Seit 2003 keine Frauen-Medaille bei der WM

Und sie alle werden mitfiebern, wenn es ab Ende Februar im slowenischen Planica um WM-Medaillen geht. Hennig ist nun eine der großen deutschen Hoffnungen. In der 4x5-Kilometer-Staffel soll es die erste Medaille seit 2009 geben. In einem Einzelrennen warten die deutschen Frauen bereits seit 2003 (Sprint-Silber für Claudia Nystad und 10-km-Verfolgungs-Silber für Evi Sachenbacher-Stehle) auf eine Einzel-Medaille.

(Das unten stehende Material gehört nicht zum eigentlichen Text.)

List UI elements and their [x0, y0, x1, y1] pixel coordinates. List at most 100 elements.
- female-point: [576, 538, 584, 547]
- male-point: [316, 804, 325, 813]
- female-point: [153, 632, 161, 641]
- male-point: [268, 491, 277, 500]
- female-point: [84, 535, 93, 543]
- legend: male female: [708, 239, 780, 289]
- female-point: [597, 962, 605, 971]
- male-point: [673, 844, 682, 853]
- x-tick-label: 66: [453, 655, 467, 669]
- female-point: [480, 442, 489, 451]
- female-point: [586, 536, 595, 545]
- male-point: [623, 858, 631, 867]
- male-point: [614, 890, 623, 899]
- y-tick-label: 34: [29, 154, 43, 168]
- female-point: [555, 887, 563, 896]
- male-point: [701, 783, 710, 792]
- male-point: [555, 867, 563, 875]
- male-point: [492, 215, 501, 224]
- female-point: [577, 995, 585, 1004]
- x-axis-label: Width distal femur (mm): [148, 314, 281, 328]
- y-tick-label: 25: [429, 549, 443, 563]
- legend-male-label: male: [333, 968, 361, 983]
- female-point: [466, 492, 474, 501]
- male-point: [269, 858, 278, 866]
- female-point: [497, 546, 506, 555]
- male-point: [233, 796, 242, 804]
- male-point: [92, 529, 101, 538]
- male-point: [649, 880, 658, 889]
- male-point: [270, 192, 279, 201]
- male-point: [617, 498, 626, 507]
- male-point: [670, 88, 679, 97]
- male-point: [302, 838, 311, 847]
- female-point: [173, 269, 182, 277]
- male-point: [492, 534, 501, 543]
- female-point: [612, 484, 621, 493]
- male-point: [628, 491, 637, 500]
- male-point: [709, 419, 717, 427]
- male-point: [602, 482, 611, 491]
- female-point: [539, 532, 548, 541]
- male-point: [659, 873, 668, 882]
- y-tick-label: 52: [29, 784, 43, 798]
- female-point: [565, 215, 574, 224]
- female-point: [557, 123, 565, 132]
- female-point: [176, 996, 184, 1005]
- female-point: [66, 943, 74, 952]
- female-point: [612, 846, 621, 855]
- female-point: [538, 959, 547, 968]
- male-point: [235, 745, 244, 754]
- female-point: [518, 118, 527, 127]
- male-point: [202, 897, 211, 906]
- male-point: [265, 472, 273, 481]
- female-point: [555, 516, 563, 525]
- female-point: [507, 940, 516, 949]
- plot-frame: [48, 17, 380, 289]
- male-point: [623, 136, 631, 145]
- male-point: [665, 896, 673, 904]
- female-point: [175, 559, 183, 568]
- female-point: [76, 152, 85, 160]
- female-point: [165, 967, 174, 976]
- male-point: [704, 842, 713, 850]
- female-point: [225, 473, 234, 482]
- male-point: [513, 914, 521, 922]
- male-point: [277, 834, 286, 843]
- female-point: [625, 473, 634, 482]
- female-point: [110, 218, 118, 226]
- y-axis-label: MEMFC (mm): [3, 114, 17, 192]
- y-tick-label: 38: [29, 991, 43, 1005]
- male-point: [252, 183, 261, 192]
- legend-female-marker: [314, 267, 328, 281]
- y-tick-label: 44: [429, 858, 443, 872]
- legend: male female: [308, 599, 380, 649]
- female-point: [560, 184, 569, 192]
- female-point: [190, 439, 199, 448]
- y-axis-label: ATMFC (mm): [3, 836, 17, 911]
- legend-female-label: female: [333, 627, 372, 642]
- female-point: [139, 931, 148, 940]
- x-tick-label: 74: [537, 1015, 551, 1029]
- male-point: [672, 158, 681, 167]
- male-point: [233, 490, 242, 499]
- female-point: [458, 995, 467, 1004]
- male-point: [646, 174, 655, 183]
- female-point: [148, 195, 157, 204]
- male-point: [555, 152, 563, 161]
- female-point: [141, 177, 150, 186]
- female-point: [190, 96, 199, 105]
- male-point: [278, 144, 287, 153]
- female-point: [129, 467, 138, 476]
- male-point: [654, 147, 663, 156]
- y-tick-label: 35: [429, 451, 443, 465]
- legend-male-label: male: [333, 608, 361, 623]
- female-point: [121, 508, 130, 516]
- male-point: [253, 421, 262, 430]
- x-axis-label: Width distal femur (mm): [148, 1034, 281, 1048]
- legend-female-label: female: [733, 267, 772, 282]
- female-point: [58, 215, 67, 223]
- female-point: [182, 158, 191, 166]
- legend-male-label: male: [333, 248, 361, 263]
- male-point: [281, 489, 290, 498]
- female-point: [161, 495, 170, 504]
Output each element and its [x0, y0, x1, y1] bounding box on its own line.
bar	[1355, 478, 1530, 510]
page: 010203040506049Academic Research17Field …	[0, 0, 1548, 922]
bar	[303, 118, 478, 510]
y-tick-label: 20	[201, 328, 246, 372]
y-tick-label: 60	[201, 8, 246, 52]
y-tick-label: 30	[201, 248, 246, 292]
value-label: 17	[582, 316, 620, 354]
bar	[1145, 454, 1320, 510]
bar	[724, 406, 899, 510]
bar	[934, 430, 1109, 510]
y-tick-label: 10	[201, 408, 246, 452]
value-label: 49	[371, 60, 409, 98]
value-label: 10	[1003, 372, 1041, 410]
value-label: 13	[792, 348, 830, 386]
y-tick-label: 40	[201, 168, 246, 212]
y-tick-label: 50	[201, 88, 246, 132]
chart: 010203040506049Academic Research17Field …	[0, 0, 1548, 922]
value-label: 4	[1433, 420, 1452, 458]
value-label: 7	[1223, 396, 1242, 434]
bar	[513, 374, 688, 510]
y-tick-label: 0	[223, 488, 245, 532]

Auf die 30 Kilometer klassisch dürfte sich Hennig besonders freuen. Weil sie mit den 30 WM-Kilometern seit 2021 noch eine Rechnung offen hat. Weil sie nach Olympia 2022 selbstbewusst sagte: "Eine Team-Medaille ist toll, ich möchte aber auch eine Einzel-Medaille gewinnen." Und weil es noch nie eine deutsche WM-Medaille über 30 Kilometer gab.

Lange Regenerations-Pause

Die wichtigste "Challenge mit Blick auf die WM", so Bundestrainer Schlickenrieder wird jetzt das richtige Auftanken der Akkus sein. "Aufzupassen, dass man nicht zu zeitig wieder einsteigt und die Regeneration abbricht." Der neue Frauen-Disziplin-Trainer Nilsson setzt mit Trainerkollege Axel Teichmann dabei erst einmal auf interne Leistungstests. Erst beim Weltcup Anfang Februar in Toblach soll das gesamte deutsche Top-Team wieder am Start sein.